Other than that, I think it's just a really rich setup for a character. That's how it was originally sold to me, and why I kind of latched on to it as an idea. It's such a great premise: the leprechaun who's lost his luck. So to get to watch this guy who normally has all the gold in the world at his disposal and anything he wants and everything goes his way, and has sort of been touched by the angels for most of his life, all of a sudden lose all of that and be dealing with what it feels like to live on the other side, just felt like a really fun area to play in.
It plays great on screen, so hopefully the pain was worth it all.
Yeah, for sure. A little head split open was the worst I got. Other than that, I'm okay.
My favorite scenes with you are usually with Emily Browning as Laura.Tell me about that specific rapport between the characters have and finding that with her.
Again, so much of it, to me, just really exists in the setup. It's such a rich dynamic. It was pitched to me when I was offered a job as, a portion of this road trip show would be "Bonnie and Clyde with a zombie and a leprechaun." To me, as soon as I heard that, I was like, "Okay, I get it. I know what you're going for."
It's just so much fun to play. You see two characters that are such extreme a**holes, and so acerbic and nasty, and kind of sick and tired of the outside world. Then they just go at each other.
Underneath it, I think part of why it feels so rich is you can feel underneath for both of them. Even though they are these really kind of awful people, underneath, there's a deep core of humanity to both of them, and that they're both dealing with a lot of guilt from their past actions. They're both hiding a lot of guilt and shame for what they've done.
Even though the book was written so many years ago and you guys started shooting a while back, the timing of the show couldn't have been more serendipitous, as far as feeling as relevant as can be. Tell me about that, seeing this work that you had kind of already been doing, suddenly take on a deeper meaning in our cultural moment right now.
The idea of searching for what America means, and trying to make sense of this crazy experiment we're in the middle of, is relevant and topical at any time. But obviously, we got a real bump from the most recent election, and immigration in particular becoming a catchphrase all of a sudden, and a point of conversation and debate.

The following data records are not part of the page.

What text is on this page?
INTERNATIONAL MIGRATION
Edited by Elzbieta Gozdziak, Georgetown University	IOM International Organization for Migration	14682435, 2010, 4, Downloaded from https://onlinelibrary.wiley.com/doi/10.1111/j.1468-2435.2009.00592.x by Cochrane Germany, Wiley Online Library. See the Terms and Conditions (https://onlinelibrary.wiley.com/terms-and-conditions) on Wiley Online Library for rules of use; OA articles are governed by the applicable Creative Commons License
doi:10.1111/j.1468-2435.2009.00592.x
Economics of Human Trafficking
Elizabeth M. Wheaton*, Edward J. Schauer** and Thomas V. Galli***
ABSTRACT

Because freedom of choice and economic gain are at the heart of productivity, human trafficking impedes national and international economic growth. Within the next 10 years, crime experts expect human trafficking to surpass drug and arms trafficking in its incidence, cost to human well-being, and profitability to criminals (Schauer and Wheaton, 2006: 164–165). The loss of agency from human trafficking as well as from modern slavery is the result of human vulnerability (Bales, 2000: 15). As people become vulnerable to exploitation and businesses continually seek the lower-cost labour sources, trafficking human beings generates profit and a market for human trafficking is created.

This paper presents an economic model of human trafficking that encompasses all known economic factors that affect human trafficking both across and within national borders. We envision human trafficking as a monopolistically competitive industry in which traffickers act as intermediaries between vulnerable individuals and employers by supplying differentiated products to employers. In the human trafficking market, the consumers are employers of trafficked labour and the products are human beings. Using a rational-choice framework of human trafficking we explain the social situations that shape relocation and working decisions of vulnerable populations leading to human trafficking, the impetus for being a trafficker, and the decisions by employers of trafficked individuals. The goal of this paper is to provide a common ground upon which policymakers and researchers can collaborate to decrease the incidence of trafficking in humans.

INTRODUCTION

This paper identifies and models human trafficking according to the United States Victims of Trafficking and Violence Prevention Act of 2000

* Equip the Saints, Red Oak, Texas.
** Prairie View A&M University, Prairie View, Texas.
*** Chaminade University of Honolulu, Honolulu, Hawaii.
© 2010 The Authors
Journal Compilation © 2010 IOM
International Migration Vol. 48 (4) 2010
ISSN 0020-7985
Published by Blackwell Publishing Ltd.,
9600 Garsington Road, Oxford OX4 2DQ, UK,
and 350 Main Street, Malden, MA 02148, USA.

That really, obviously, played into our hands in terms of our relevance because this is essentially, at its bottom, a story of how this country was built, and the different voices that collaborated to making this country what it is. When you have so much fierce debate about how this country should go forward with its immigration policy, a clear-eyed look at how it was built and the different voices that it took to build it makes us all the more relevant.
You've certainly done your share of all kinds of television series. Over the last few years, you've been sort of in the thick of this sort of new Golden Age of Television that we're experiencing. Obviously, "Orange Is the New Black" was a vanguard in that, as far as high-quality TV in the streaming format. And now this show is another quantum leap forward in storytelling. What's it been like for you to be right at the center of this great transformation of our television content?

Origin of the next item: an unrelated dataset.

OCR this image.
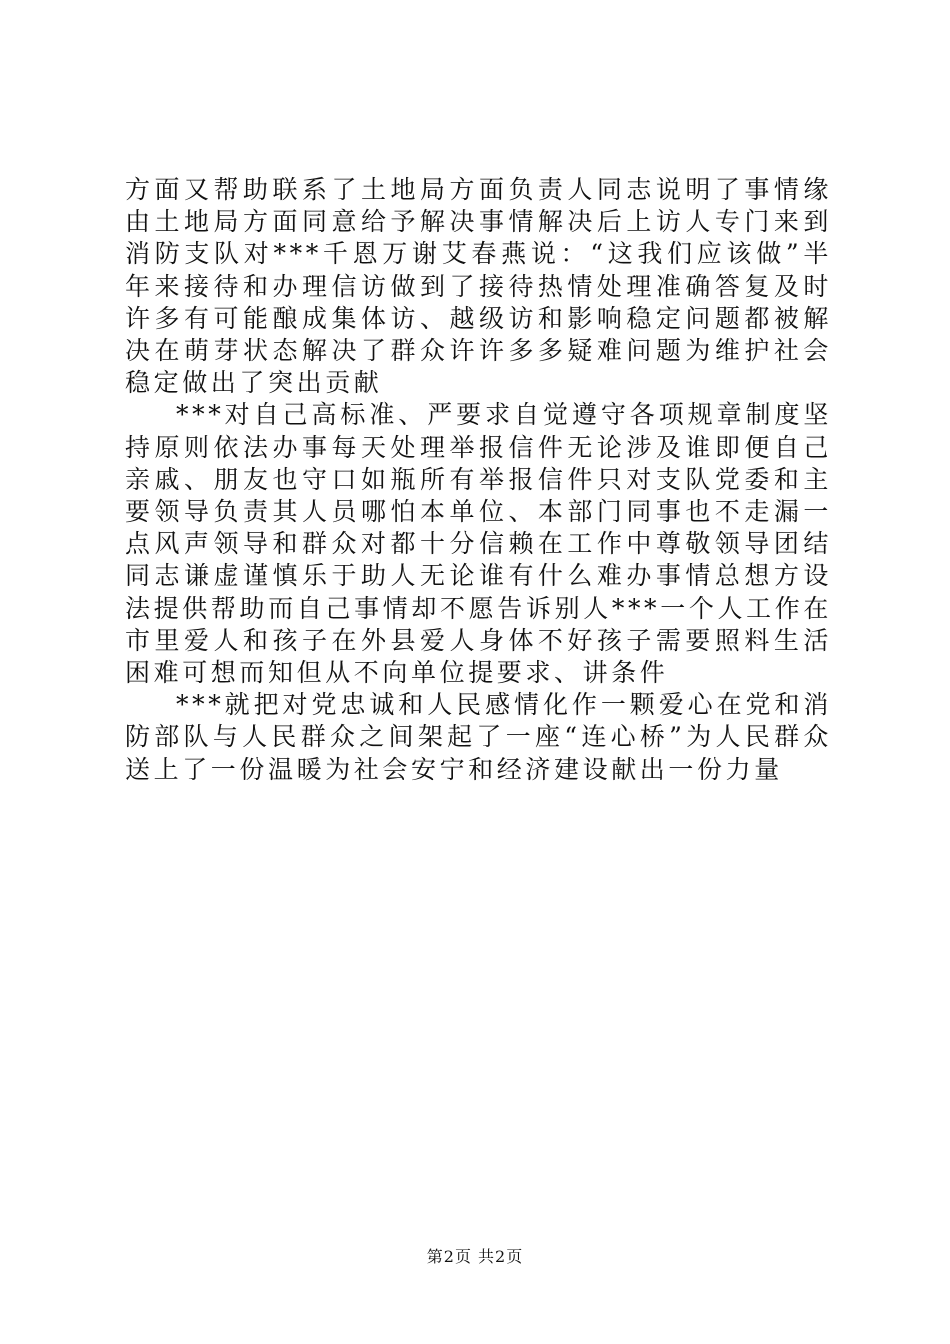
方面又帮助联系了土地局方面负责人同志说明了事情缘由土地局方面同意给予解决事情解决后上访人专门来到消防支队对***千恩万谢艾春燕说：“这我们应该做”半年来接待和办理信访做到了接待热情处理准确答复及时许多有可能酿成集体访、越级访和影响稳定问题都被解决在萌芽状态解决了群众许许多多疑难问题为维护社会稳定做出了突出贡献

***对自己高标准、严要求自觉遵守各项规章制度坚持原则依法办事每天处理举报信件无论涉及谁即便自己亲戚、朋友也守口如瓶所有举报信件只对支队党委和主要领导负责其人员哪怕本单位、本部门同事也不走漏一点风声领导和群众对都十分信赖在工作中尊敬领导团结同志谦虚谨慎乐于助人无论谁有什么难办事情总想方设法提供帮助而自己事情却不愿告诉别人***一个人工作在市里爱人和孩子在外县爱人身体不好孩子需要照料生活困难可想而知但从不向单位提要求、讲条件

***就把对党忠诚和人民感情化作一颗爱心在党和消防部队与人民群众之间架起了一座“连心桥”为人民群众送上了一份温暖为社会安宁和经济建设献出一份力量

第2页 共2页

I pinch myself when I think of what I've been able to do in my career and the people I've been able to work with. Yeah, I've been a part of the television movement since the beginning of my career. I think the since my movement into acting coming out of college. I was incredibly fortunate and lucky enough that in my early days of my career I did a show called "The Wire," which essentially built, along with "The Sopranos," the whole idea and lore of HBO, which now kind of leads the way in that front.
Then to get to be a part of "Orange Is the New Black," and what Netflix was doing over there, and now to do this with Starz, this is interesting because I was just talking with someone about this the other day. They said, "What does it feel like to be a part of the age of What the F*ck Television?" I thought about it for a second. I was like, "Well, I don't really know what it feels like to be part of that, but that's interesting."

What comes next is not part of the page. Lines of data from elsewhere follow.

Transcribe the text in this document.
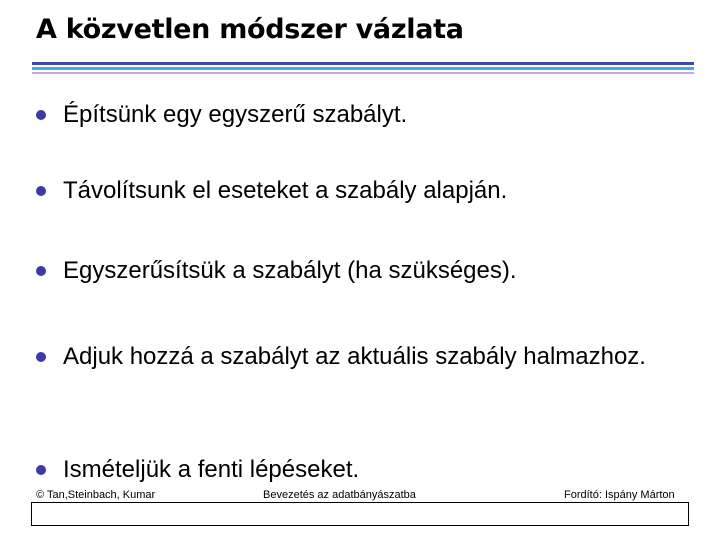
A közvetlen módszer vázlata
Építsünk egy egyszerű szabályt.
Távolítsunk el eseteket a szabály alapján.
Egyszerűsítsük a szabályt (ha szükséges).
Adjuk hozzá a szabályt az aktuális szabály halmazhoz.
Ismételjük a fenti lépéseket.
© Tan,Steinbach, Kumar	Bevezetés az adatbányászatba	Fordító: Ispány Márton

I think there's something to the idea that it's so hard to grab an audience, it's so hard to be that buzz-worthy show, because there's so many places where people are finding content these days, and there's so much competition, and there's so many amazing writers writing for TV, that it's a very competitive landscape.
So this idea of the age of What the F*ck Television is almost like a natural progression of the fact that we've got so much good TV, and in order to really carve out your place in the landscape, you've got to be the most out-there and ridiculous. But there's a number of shows I think right now airing that kind of fit into that paradigm. It's definitely an interesting progression to that.
But then to more directly answer your question, I just feel so fortunate to have gotten to work with David Simon, with Jenji Kohan, and now with Bryan Fuller and Michael Green. These people lead incredibly, incredibly important stories, and to get to be a part of bringing their vision to the screen, to get to work with those people, like I said, I pinch myself every day that I've been as fortunate as I am.
I've been reading Neil's work since I discovered him in his comic book years. There's definitely a magical sort of quality that he has in his art. It, in ways that are alternately fun and clever and profound, tweaks the way you think. I'm curious how Neil's material, and then what Bryan and Michael have done with it, how has that kind of affected your mindset. It's heady stuff when you put your mind to thinking about it.
Oh, usually, yeah! Just to start with, the basic ideas that Neil is tackling in this, to me, immediately made me want to do it. Regardless of how the project came out or how successful it was going to be, or what it ended up looking like, just tackling the ideas that he's tackling about where we decide to put our energy, the things that we give our time and energy to become real. So where are you putting your time and your energy? That kind of check-in with yourself, to me, was automatically a loan worth joining up.
But I think Neil and Bryan and Michael are like the perfect marriage. Neil's work is so sprawling and already, just reading the book, so visual, and so compelling in a visual storytelling. You can already kind of see it when you read the book. To add specifically Bryan to that mix, who has proven himself to be one of our greatest visual storytellers working right now, you already knew that it was going to be insane, on the one hand, and really visually compelling and beautiful.
So while there was an aspect of reading the pilot script and being like, "What the f*ck is this? How is this going to be a TV show?" You also knew at the same time, because of the marriage of the personalities and their specific work, that something really interesting was going to come out of it.